Managerial implication: Prompts are ephemeral unless governed
Many prompts are written like scratch notes but used like engineering instructions. In the context of Specs, Prompts, and Provenance as Lifecycle Artifacts, the practical danger is not that the team lacks effort; it is that effort is aimed at the wrong scarce resource. The AI-native software delivery argument says that the old visible unit of work is no longer the safest unit of management. A team can produce more drafts, more code, more messages, more analysis, or more tickets while becoming less reliable at the point where the business needs a decision. The fix is to move the management surface away from raw output and toward evidence: what was decided, by whom, from which inputs, against which criteria, with what rollback path.
A mature implementation treats this as an operating-system concern rather than a personal-performance concern. The artifact should make the judgment visible: the rubric, acceptance gate, cost line, risk boundary, owner, and expiry date. When those fields are missing, the model's speed hides organizational ambiguity. When they are present, AI acceleration becomes tractable because the team can see which decisions deserve automation, which deserve human review, and which deserve rejection before execution begins.
The useful test is whether a new teammate can replay the decision two weeks later without interviewing the original author. If replay requires folklore, the process is still human-memory-bound. If replay can be done from the artifact, the team has converted judgment into infrastructure. That conversion is the recurring discipline throughout this book: not replacing human judgment, but making human judgment explicit enough that machines can safely do more of the surrounding work.
Production implication: Context selection is a design decision
The model's answer reflects what it was allowed to see and what it was not allowed to see. In the context of Specs, Prompts, and Provenance as Lifecycle Artifacts, the practical danger is not that the team lacks effort; it is that effort is aimed at the wrong scarce resource. The AI-native software delivery argument says that the old visible unit of work is no longer the safest unit of management. A team can produce more drafts, more code, more messages, more analysis, or more tickets while becoming less reliable at the point where the business needs a decision. The fix is to move the management surface away from raw output and toward evidence: what was decided, by whom, from which inputs, against which criteria, with what rollback path.

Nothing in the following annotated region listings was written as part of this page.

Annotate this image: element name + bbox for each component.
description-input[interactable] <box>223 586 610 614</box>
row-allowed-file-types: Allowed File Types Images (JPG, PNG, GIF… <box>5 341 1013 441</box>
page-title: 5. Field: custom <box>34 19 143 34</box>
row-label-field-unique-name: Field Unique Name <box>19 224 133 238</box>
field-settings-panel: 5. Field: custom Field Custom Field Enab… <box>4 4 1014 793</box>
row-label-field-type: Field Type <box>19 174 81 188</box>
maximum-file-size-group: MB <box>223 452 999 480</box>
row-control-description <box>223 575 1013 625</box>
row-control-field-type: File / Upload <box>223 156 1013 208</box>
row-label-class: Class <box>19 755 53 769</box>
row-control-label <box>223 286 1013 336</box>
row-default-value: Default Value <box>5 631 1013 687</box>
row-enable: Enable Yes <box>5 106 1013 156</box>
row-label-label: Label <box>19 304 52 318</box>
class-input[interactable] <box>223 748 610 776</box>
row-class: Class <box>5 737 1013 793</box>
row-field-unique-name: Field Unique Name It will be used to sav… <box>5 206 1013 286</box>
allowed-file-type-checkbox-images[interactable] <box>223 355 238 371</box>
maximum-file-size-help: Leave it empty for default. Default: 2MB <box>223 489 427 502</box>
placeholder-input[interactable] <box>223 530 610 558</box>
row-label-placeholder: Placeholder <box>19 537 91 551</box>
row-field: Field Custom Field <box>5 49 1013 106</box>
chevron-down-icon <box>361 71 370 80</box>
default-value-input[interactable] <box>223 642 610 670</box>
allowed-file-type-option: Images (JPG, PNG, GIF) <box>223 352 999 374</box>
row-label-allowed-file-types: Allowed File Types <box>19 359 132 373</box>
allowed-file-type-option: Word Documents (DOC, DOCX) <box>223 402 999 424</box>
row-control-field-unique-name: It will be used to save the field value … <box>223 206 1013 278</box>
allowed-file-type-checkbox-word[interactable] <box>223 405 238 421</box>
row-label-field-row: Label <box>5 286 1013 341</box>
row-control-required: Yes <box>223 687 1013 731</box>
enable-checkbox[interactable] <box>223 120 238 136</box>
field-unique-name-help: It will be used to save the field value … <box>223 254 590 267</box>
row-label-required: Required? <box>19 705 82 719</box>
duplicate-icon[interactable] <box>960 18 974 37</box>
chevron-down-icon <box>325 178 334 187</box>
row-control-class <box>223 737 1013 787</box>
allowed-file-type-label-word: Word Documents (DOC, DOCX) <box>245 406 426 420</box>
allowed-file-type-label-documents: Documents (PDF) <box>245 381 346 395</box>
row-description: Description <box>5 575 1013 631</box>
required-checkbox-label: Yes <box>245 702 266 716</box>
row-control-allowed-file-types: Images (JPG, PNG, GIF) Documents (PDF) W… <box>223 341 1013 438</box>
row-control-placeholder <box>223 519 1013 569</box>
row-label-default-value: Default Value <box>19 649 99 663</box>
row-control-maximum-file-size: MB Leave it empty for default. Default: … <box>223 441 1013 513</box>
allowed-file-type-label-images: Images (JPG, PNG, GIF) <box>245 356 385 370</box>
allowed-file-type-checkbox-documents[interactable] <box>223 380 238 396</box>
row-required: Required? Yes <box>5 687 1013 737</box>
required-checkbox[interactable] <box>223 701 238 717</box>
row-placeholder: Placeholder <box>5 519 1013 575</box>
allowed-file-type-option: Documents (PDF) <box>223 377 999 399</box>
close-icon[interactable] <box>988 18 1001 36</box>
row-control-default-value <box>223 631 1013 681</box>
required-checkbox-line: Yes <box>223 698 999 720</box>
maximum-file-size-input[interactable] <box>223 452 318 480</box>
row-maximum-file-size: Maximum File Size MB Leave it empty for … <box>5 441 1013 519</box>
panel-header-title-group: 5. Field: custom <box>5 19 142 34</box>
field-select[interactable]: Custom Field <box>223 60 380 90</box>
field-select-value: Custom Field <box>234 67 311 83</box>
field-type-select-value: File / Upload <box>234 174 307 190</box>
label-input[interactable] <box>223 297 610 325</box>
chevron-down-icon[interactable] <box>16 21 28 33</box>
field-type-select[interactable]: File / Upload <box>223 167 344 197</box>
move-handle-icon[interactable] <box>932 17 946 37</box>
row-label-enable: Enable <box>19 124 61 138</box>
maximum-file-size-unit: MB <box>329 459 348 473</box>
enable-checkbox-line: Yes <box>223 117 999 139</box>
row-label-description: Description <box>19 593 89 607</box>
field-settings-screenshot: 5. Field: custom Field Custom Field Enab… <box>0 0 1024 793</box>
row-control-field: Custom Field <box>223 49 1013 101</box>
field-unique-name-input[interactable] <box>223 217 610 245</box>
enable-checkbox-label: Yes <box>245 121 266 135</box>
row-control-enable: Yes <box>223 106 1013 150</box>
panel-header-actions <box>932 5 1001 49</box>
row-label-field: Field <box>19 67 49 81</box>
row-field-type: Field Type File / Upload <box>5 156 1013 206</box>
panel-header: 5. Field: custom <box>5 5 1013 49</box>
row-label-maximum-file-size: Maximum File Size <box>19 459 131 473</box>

A mature implementation treats this as an operating-system concern rather than a personal-performance concern. The artifact should make the judgment visible: the rubric, acceptance gate, cost line, risk boundary, owner, and expiry date. When those fields are missing, the model's speed hides organizational ambiguity. When they are present, AI acceleration becomes tractable because the team can see which decisions deserve automation, which deserve human review, and which deserve rejection before execution begins.

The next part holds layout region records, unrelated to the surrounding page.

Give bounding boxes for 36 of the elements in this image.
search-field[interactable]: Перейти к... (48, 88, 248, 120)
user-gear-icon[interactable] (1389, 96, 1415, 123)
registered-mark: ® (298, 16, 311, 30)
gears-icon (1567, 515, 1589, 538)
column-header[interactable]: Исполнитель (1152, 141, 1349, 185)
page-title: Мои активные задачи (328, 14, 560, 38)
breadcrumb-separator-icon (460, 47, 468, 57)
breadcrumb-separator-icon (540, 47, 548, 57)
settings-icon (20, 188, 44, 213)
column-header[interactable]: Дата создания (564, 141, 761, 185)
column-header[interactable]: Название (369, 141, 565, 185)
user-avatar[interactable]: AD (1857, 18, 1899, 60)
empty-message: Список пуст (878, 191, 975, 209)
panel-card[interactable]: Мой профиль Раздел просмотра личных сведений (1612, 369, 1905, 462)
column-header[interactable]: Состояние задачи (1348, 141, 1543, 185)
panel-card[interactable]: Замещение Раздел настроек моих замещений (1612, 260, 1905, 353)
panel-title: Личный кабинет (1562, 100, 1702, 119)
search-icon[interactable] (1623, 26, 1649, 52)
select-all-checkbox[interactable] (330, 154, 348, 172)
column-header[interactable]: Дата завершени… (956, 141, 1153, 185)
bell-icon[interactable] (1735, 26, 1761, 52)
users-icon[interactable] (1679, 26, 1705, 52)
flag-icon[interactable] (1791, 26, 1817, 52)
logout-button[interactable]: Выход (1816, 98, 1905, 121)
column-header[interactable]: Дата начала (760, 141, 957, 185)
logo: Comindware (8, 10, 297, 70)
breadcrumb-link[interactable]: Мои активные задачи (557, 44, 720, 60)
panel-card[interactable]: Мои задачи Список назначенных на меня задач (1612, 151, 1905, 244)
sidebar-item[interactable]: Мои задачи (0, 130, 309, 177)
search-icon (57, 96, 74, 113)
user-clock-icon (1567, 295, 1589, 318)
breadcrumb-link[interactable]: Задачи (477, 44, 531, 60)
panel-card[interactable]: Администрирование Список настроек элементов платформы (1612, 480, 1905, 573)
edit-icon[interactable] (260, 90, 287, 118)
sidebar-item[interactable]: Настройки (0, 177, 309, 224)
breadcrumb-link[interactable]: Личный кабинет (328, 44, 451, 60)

The useful test is whether a new teammate can replay the decision two weeks later without interviewing the original author. If replay requires folklore, the process is still human-memory-bound. If replay can be done from the artifact, the team has converted judgment into infrastructure. That conversion is the recurring discipline throughout this book: not replacing human judgment, but making human judgment explicit enough that machines can safely do more of the surrounding work.